CHiEE, welcome to the website. I don't think I can add much to Clive's excellent advice to you. I never make much sauce from scratch, as your heart seems to be set on, so many of us can't be of much help to you there, but maybe there would be more tips in the pizza sauce section. From my many decades of deep dish pizza eating, if I walked into the kitchens of most of the classic deep dish pizzerias, I would find a lot of cans of some great fresh tomato products and most don't bother with a cooking process. But I will admit, that many of the great old-fashioned thin crust mom and pop shops did cook and concoct some great tasting pizza sauces.
Unless you are dead set on only working with a homemade cooked sauce product, I would suggest trying for the first few times using some high grade tomato products that many have recommended here first. And then work further afterwards on developing your ideal sauce from scratch (if you'll ever want to go back -- but some are irrevocably committed to natural . . . etc. . . I realize).

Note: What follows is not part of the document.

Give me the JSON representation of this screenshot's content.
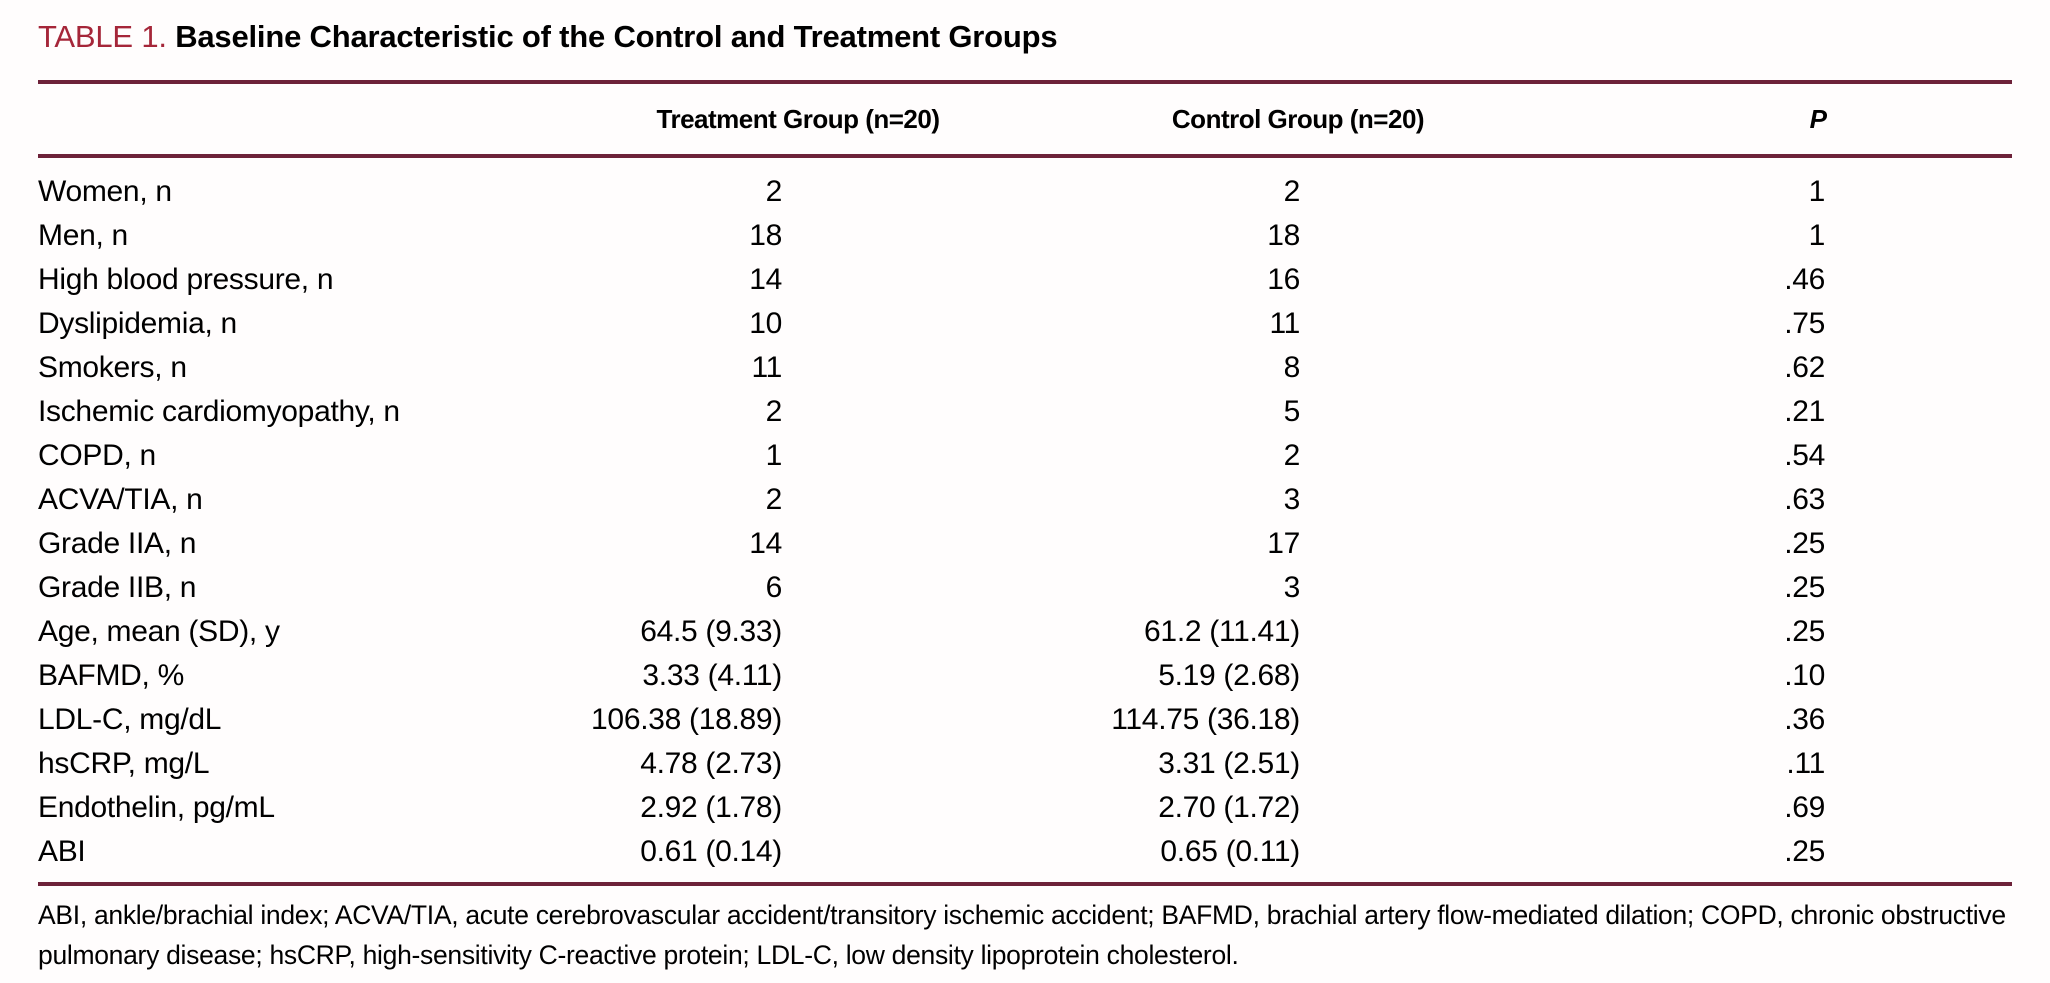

As to the excessive liquidity problem, I've written comments about that many times. It is difficult, of course, to diagnose the dilemma from afar, but the two greatest sources of such in my experience has been . . . first the sauce. It should be drained first -- at least all canned products -- for just a short while (est. 10 to 30 minutes max.). Then the cheese . . . fresh mozzarella is great tasting BUT can easily lead to a soupy pizza. Suggest use of a dryer mozzarella or cheese. You hadn't mentioned anything in regard to the cheese you used. The classic deep dish pizzerias do NOT use fresh mozzarella you realize (but I occasionally sneak some on).
The toppings can also be a contributor to the liquidity problem, esp. freshly washed vegetables. Sometimes the sausage or pepperoni can have too much fat in their mixture, too. But am kind of reaching out in the dark as I and others are just not seeing the whole picture and only hear the "sauce" issue from you.
Among the best canned tomato products to use for deep dish pizzas in my experience has been Lou Malnati's tomato sauce, 6 in 1, Pastene's, Muir Glen, and a few others that I can't recall at the moment. One of my favorites had been the combination of 6 in 1 with some small diced tomatoes from Muir Glen.